Peace of mind comes from letting go of what you cannot control and that’s most of your environment. We resist this and mistakenly believe we have more control than we do – hence anxiety. Try not to overthink the future. Create short-term and long-term goals but then get back to living. Create a gratitude journal to help you focus on what is good in your life as we all tend to default to fearful “what if” thinking and this encourages anxiety to breed.
How to tolerate uncertainty:
Acceptance – stop resisting the way things are
Learn distress tolerance
Buddhist ways of detachment from physical world
Accepting others as they are – nurturing quality in relationships and with others in general
Push yourself to do things where the outcome is unknown. The more you cope with uncertainty, the more confidence you will have in your ability to deal with life and the unexpected.
I hope this blog post gets you thinking about ways in which you try to find certainty and a sense of control in your life.

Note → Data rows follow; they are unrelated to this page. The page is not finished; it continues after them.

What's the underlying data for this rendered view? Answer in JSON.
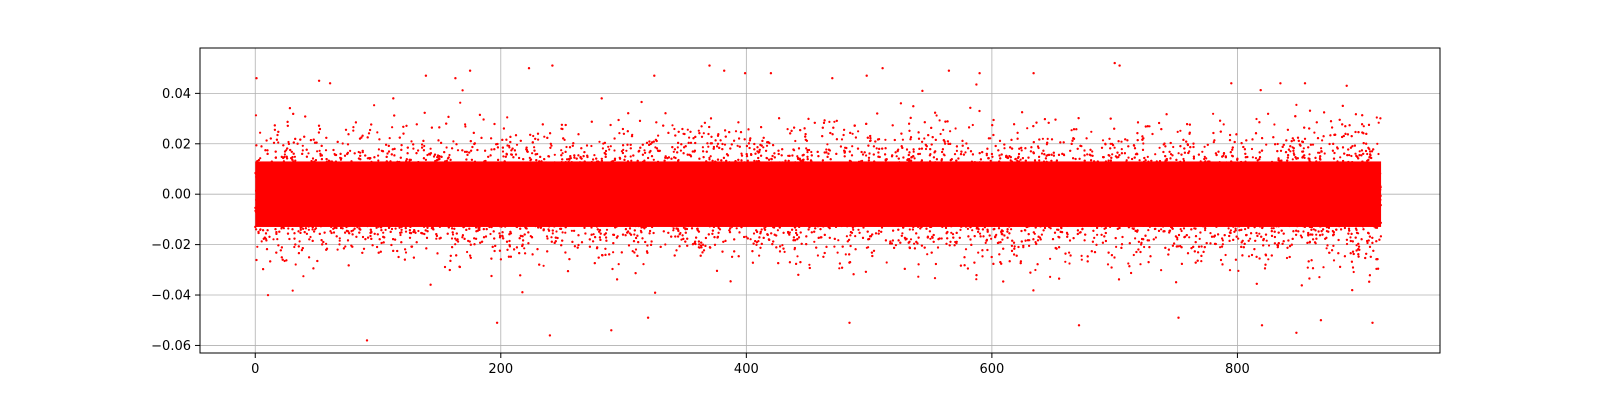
{
  "chart_data": {
    "type": "scatter",
    "title": "",
    "xlabel": "",
    "ylabel": "",
    "xlim": [
      -45,
      965
    ],
    "ylim": [
      -0.063,
      0.058
    ],
    "grid": true,
    "marker_color": "#ff0000",
    "x_ticks": [
      {
        "value": 0,
        "label": "0"
      },
      {
        "value": 200,
        "label": "200"
      },
      {
        "value": 400,
        "label": "400"
      },
      {
        "value": 600,
        "label": "600"
      },
      {
        "value": 800,
        "label": "800"
      }
    ],
    "y_ticks": [
      {
        "value": 0.04,
        "label": "0.04"
      },
      {
        "value": 0.02,
        "label": "0.02"
      },
      {
        "value": 0.0,
        "label": "0.00"
      },
      {
        "value": -0.02,
        "label": "−0.02"
      },
      {
        "value": -0.04,
        "label": "−0.04"
      },
      {
        "value": -0.06,
        "label": "−0.06"
      }
    ],
    "series": [
      {
        "x_range": [
          0,
          917
        ],
        "core_range": [
          -0.013,
          0.013
        ],
        "typical_range": [
          -0.04,
          0.045
        ],
        "points": [
          [
            1,
            0.046
          ],
          [
            52,
            0.045
          ],
          [
            61,
            0.044
          ],
          [
            91,
            -0.058
          ],
          [
            139,
            0.047
          ],
          [
            163,
            0.046
          ],
          [
            175,
            0.049
          ],
          [
            197,
            -0.051
          ],
          [
            223,
            0.05
          ],
          [
            242,
            0.051
          ],
          [
            240,
            -0.056
          ],
          [
            290,
            -0.054
          ],
          [
            320,
            -0.049
          ],
          [
            325,
            0.047
          ],
          [
            370,
            0.051
          ],
          [
            382,
            0.049
          ],
          [
            399,
            0.048
          ],
          [
            420,
            0.048
          ],
          [
            470,
            0.046
          ],
          [
            484,
            -0.051
          ],
          [
            498,
            0.047
          ],
          [
            511,
            0.05
          ],
          [
            565,
            0.049
          ],
          [
            590,
            0.048
          ],
          [
            634,
            0.048
          ],
          [
            671,
            -0.052
          ],
          [
            700,
            0.052
          ],
          [
            704,
            0.051
          ],
          [
            752,
            -0.049
          ],
          [
            795,
            0.044
          ],
          [
            835,
            0.044
          ],
          [
            848,
            -0.055
          ],
          [
            855,
            0.044
          ],
          [
            868,
            -0.05
          ],
          [
            889,
            0.043
          ],
          [
            910,
            -0.051
          ],
          [
            820,
            -0.052
          ]
        ]
      }
    ]
  }
}
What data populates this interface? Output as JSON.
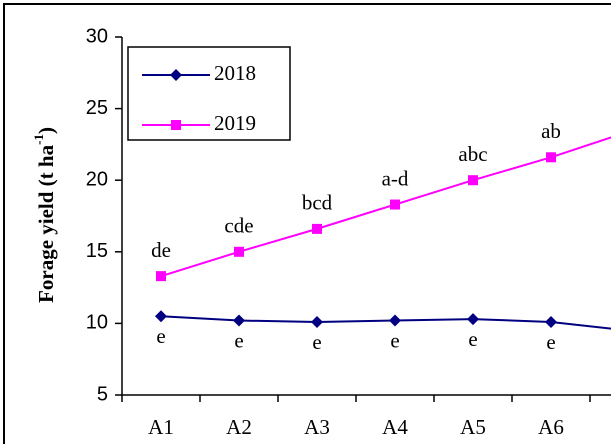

Think about whether what you do is helpful or whether you are stuck in an unhelpful cycle that maintains your fear and anxiety. It’s a huge burden lifted off your shoulders when you learn to step back and allow life to unfold naturally instead of trying desperately to head trouble off before it arises (and often it will never materialise but you will have days of angst to show for it).
Problem-solving has its place and it’s fine to anticipate problems and then put plans in place but then forget about it. Know what you can control and what you can’t and try to let go of what you have no influence over. You’ll be a lot more content and peaceful.